O momento era propício, como se viu depois da morte do príncipe, no seu “A Chave de Salomão e outros escritos”, Gilberto Amado nos diz, “Alguns republicanos históricos , ainda que procurem dissimular seus verdadeiros sentimentos, estão apreensivos com a revogação do banimento da família imperial, a trasladação dos ossos de D. Pedro II, a vinda ao Brasil do Conde d`Eu e do príncipe herdeiro”.”É nas conversas sobretudo, que se podem sentir os sintomas de zelo que ferve nos seus corações de fiéis ao regime, diante do movimento sentimental que ora se opera no país, em honra do glorioso monarca e seus descendentes. Tremem eles, num mal contido vexame, pela sorte das instituições republicanas, receando que por uma dessas reviravoltas inesperadas, mas possíveis, venha o nosso povo tomar-se de um súbito entusiasmo pela monarquia”. Ruy Barbosa, a meu ver sarcástico, perguntava aos assustados republicanos, nesse momento, “Ora quem mais faz pelo regime atual entre nós? Os que o reputam consolidado, há muito? Ou os que o têm por tão destituído, até hoje, de solidez, segurança, estabilidade, que ainda olham com sobressalto a volta das cinzas imperiais e dos restos da antiga dinastia, extinto o imperador, entrada sobremaneira em anos para os encargos do trono a herdeira presuntiva, e recolhido ao túmulo do avô o único dos seus netos capaz do cetro, o espírito peregrino, em quem tanto se acumulavam talentos, virtudes e obras de primor?” (Obras completas, Discursos, Orações e Conferências. Vol.I Tomo I pag.231).

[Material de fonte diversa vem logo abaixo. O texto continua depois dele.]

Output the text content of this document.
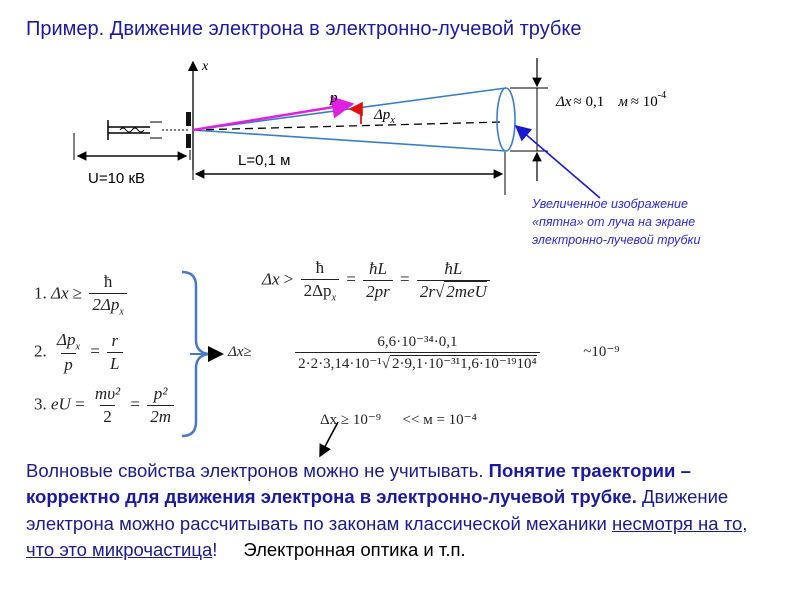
Пример. Движение электрона в электронно-лучевой трубке
x
p
$\Delta p_x$
Δx ≈ 0,1 $м \approx 10^{-4}$
U=10 кВ
L=0,1 м
Увеличенное изображение
«пятна» от луча на экране
электронно-лучевой трубки
1. $\Delta x \ge \frac{ħ}{2\Delta p_x}$
2. $\frac{\Delta p_x}{p} = \frac{r}{L}$
3. eU = $\frac{\text{mυ²}}{2} = \frac{\text{p²}}{2m}$
$\Delta x > \frac{ħ}{2\Delta p_x} = \frac{ħL}{2pr} = \frac{ħL}{\text{2r√ 2meU}}$
$\Delta x\ge \frac{\text{6,6·10⁻³⁴·0,1}}{\text{2·2·3,14·10⁻¹√ 2·9,1·10⁻³¹1,6·10⁻¹⁹10⁴}}$ ~10⁻⁹
Δx ≥ 10⁻⁹ << м = 10⁻⁴
Волновые свойства электронов можно не учитывать. Понятие траектории – корректно для движения электрона в электронно-лучевой трубке. Движение электрона можно рассчитывать по законам классической механики несмотря на то, что это микрочастица! Электронная оптика и т.п.
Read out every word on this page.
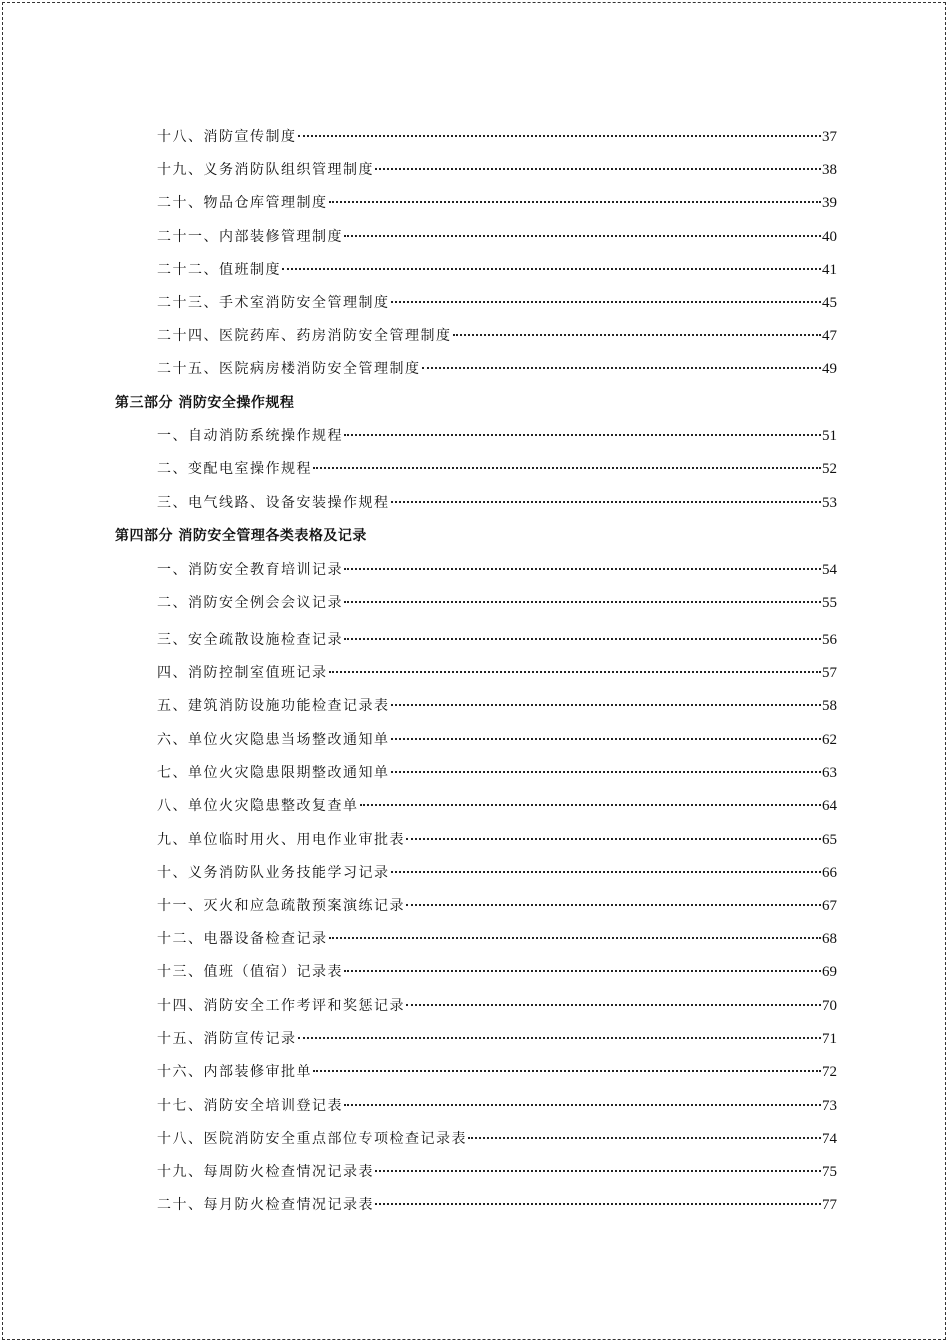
十八、消防宣传制度	37
十九、义务消防队组织管理制度	38
二十、物品仓库管理制度	39
二十一、内部装修管理制度	40
二十二、值班制度	41
二十三、手术室消防安全管理制度	45
二十四、医院药库、药房消防安全管理制度	47
二十五、医院病房楼消防安全管理制度	49
第三部分 消防安全操作规程
一、自动消防系统操作规程	51
二、变配电室操作规程	52
三、电气线路、设备安装操作规程	53
第四部分 消防安全管理各类表格及记录
一、消防安全教育培训记录	54
二、消防安全例会会议记录	55
三、安全疏散设施检查记录	56
四、消防控制室值班记录	57
五、建筑消防设施功能检查记录表	58
六、单位火灾隐患当场整改通知单	62
七、单位火灾隐患限期整改通知单	63
八、单位火灾隐患整改复查单	64
九、单位临时用火、用电作业审批表	65
十、义务消防队业务技能学习记录	66
十一、灭火和应急疏散预案演练记录	67
十二、电器设备检查记录	68
十三、值班（值宿）记录表	69
十四、消防安全工作考评和奖惩记录	70
十五、消防宣传记录	71
十六、内部装修审批单	72
十七、消防安全培训登记表	73
十八、医院消防安全重点部位专项检查记录表	74
十九、每周防火检查情况记录表	75
二十、每月防火检查情况记录表	77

Enfim, o momento foi perdido com a falta do pretendente viável e apto; seu sucessor era ainda um menino, que seria criado sem a influência paterna, e embora tendo sido um príncipe de valor como o pai, não reproduziu a mesma estratégia paterna, que cremos é válida até para o momento atual do movimento monarquista, que inclusive já defendi em artigo nesse mesmo jornal dez anos atrás.

O autor é economista, artista plástico, pós-graduado em história, sócio correspondente do Instituto Histórico e Geográfico de Niterói e conselheiro-secretário do IDII.